= Fabrizio Comencini =

Italian politician

Fabrizio Comencini (born 6 November 1953, in Garda) is an Italian politician.

Comencini started his political career in the Italian Social Movement (MSI), for which he was elected to the Regional Council of Veneto in 1985 and 1990. In the early 1990s, during his second term in the Council, he switched to Liga Veneta–Lega Nord. In 1994 he was elected secretary of the party and in 1995 he was re-elected to the Council. During his tenure as leader, Lega Nord had its best electoral result so far in Veneto and in any other region, scoring 29.7% of the vote at the 1996 general election.
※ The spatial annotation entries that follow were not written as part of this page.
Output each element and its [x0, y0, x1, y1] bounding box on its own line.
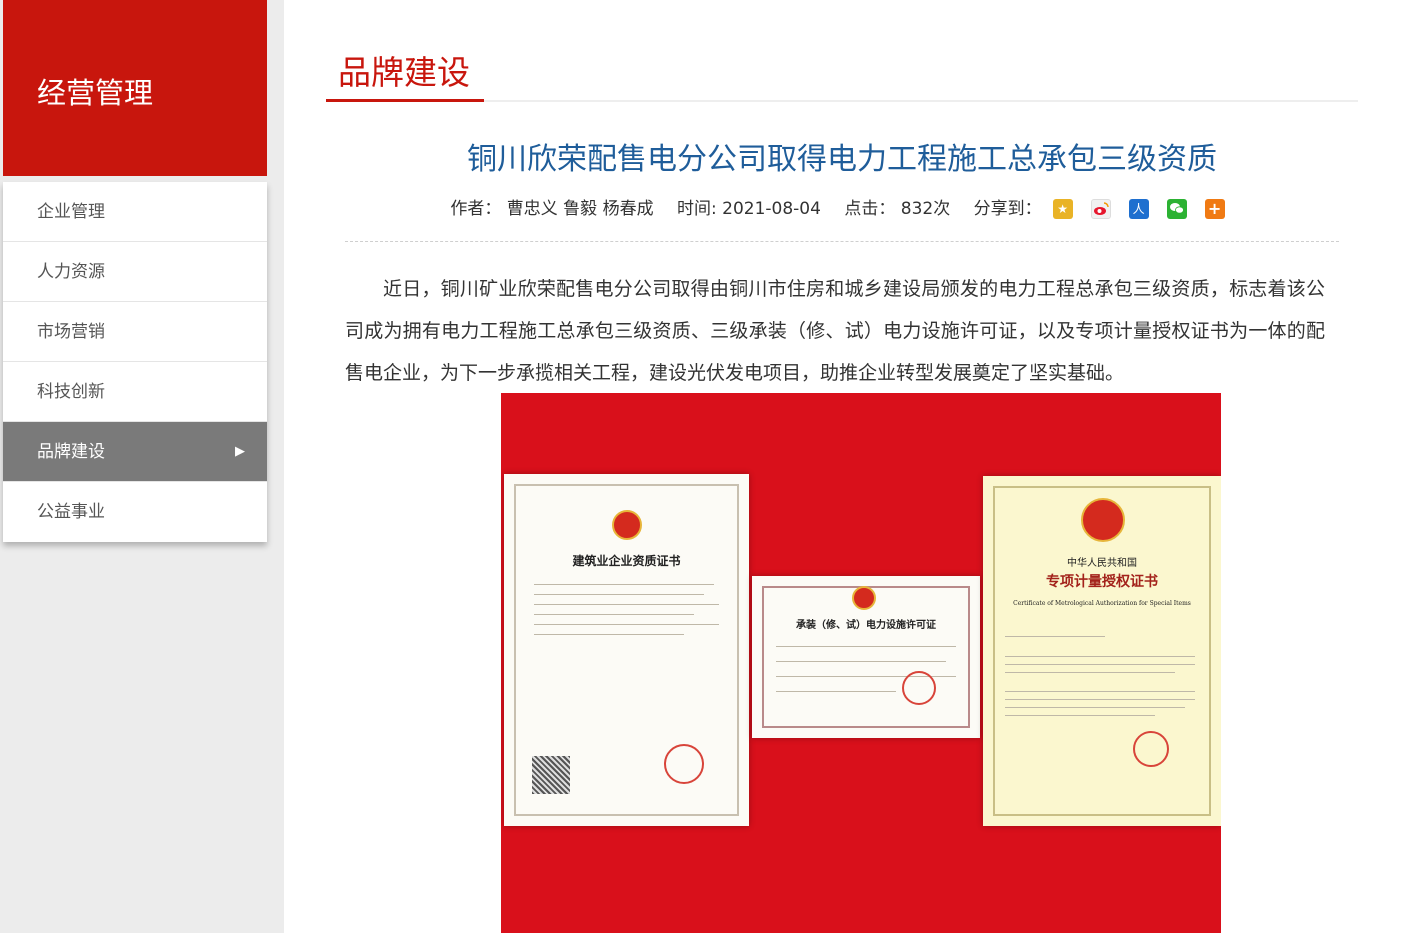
article-title: 铜川欣荣配售电分公司取得电力工程施工总承包三级资质: [467, 142, 1217, 177]
certificate-line: [1005, 664, 1195, 665]
sidebar-item-label: 公益事业: [37, 502, 105, 522]
certificate-subtitle: Certificate of Metrological Authorizatio…: [1013, 600, 1191, 607]
certificate-title: 承装（修、试）电力设施许可证: [796, 620, 936, 631]
sidebar-item-label: 企业管理: [37, 202, 105, 222]
sidebar-item-label: 市场营销: [37, 322, 105, 342]
national-emblem-icon: [612, 510, 642, 540]
section-title-underline: [326, 99, 484, 102]
qzone-icon[interactable]: ★: [1052, 199, 1073, 219]
certificate-line: [1005, 636, 1105, 637]
certificate-line: [534, 614, 694, 615]
certificate-line: [534, 634, 684, 635]
article-body: 近日，铜川矿业欣荣配售电分公司取得由铜川市住房和城乡建设局颁发的电力工程总承包三…: [345, 278, 1325, 384]
certificate-line: [1005, 656, 1195, 657]
sidebar-item-label: 人力资源: [37, 262, 105, 282]
sidebar-item-label: 科技创新: [37, 382, 105, 402]
certificate-line: [1005, 715, 1155, 716]
article-time: 时间: 2021-08-04: [677, 199, 821, 219]
sidebar-item-human-resources[interactable]: 人力资源: [3, 242, 267, 302]
certificate-title: 专项计量授权证书: [1046, 574, 1158, 590]
certificate-line: [534, 624, 719, 625]
certificate-line: [534, 584, 714, 585]
national-emblem-icon: [1081, 498, 1125, 542]
certificate-line: [1005, 707, 1185, 708]
share-icons: ★ 人 +: [1044, 199, 1234, 219]
sidebar-item-brand-building[interactable]: 品牌建设 ▶: [3, 422, 267, 482]
certificate-line: [1005, 672, 1175, 673]
official-seal-icon: [1133, 731, 1169, 767]
certificate-line: [776, 661, 946, 662]
certificate-line: [776, 646, 956, 647]
power-facility-license: 承装（修、试）电力设施许可证: [752, 576, 980, 738]
arrow-right-icon: ▶: [235, 444, 245, 459]
more-share-icon[interactable]: +: [1204, 199, 1225, 219]
official-seal-icon: [664, 744, 704, 784]
article-clicks: 点击： 832次: [844, 199, 951, 219]
certificate-line: [1005, 691, 1195, 692]
section-header: 品牌建设: [326, 40, 1358, 102]
share-label: 分享到：: [973, 199, 1042, 219]
certificate-title: 建筑业企业资质证书: [572, 554, 681, 568]
certificate-title-top: 中华人民共和国: [1067, 558, 1137, 569]
qr-code-icon: [532, 756, 570, 794]
certificate-line: [776, 691, 896, 692]
certificate-line: [534, 604, 719, 605]
sidebar-menu: 企业管理 人力资源 市场营销 科技创新 品牌建设 ▶ 公益事业: [3, 182, 267, 542]
article-meta: 作者： 曹忠义 鲁毅 杨春成 时间: 2021-08-04 点击： 832次 分…: [326, 194, 1358, 219]
official-seal-icon: [902, 671, 936, 705]
certificate-line: [1005, 699, 1195, 700]
certificate-line: [534, 594, 704, 595]
weibo-icon[interactable]: [1090, 199, 1111, 219]
renren-icon[interactable]: 人: [1128, 199, 1149, 219]
sidebar-item-enterprise-management[interactable]: 企业管理: [3, 182, 267, 242]
certificates-photo: 建筑业企业资质证书 承装（修、试）电力设施许可证 中华人民共和国 专项计量授权证…: [501, 393, 1221, 933]
sidebar-item-label: 品牌建设: [37, 442, 105, 462]
sidebar-title: 经营管理: [3, 0, 267, 176]
sidebar-title-text: 经营管理: [37, 76, 154, 110]
sidebar-item-tech-innovation[interactable]: 科技创新: [3, 362, 267, 422]
metrological-authorization-certificate: 中华人民共和国 专项计量授权证书 Certificate of Metrolog…: [983, 476, 1221, 826]
sidebar-item-marketing[interactable]: 市场营销: [3, 302, 267, 362]
article-author: 作者： 曹忠义 鲁毅 杨春成: [450, 199, 654, 219]
sidebar-item-public-welfare[interactable]: 公益事业: [3, 482, 267, 542]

In 1998 Comencini broke with Umberto Bossi in the name of Venetian nationalism as opposed to Padanian nationalism. Although he commanded a majority of Liga Veneta's regional councillors (7 out of 9: Ettore Beggiato, Alessio Morosin, Mariangelo Foggiato, Alberto Poirè, Michele Munaretto, Franco Roccon and himself), Comencini was not supported by the majority of Liga Veneta who supported Gian Paolo Gobbo instead. He thus resigned as national secretary and formed a new party called Liga Veneta Repubblica (later Veneti d'Europa, Liga Fronte Veneto and finally, again, Liga Veneta Repubblica).

Most recently, Comencini ran in the 2015 regional election for Independence We Veneto (in support of Luca Zaia's second term as President), but was not elected.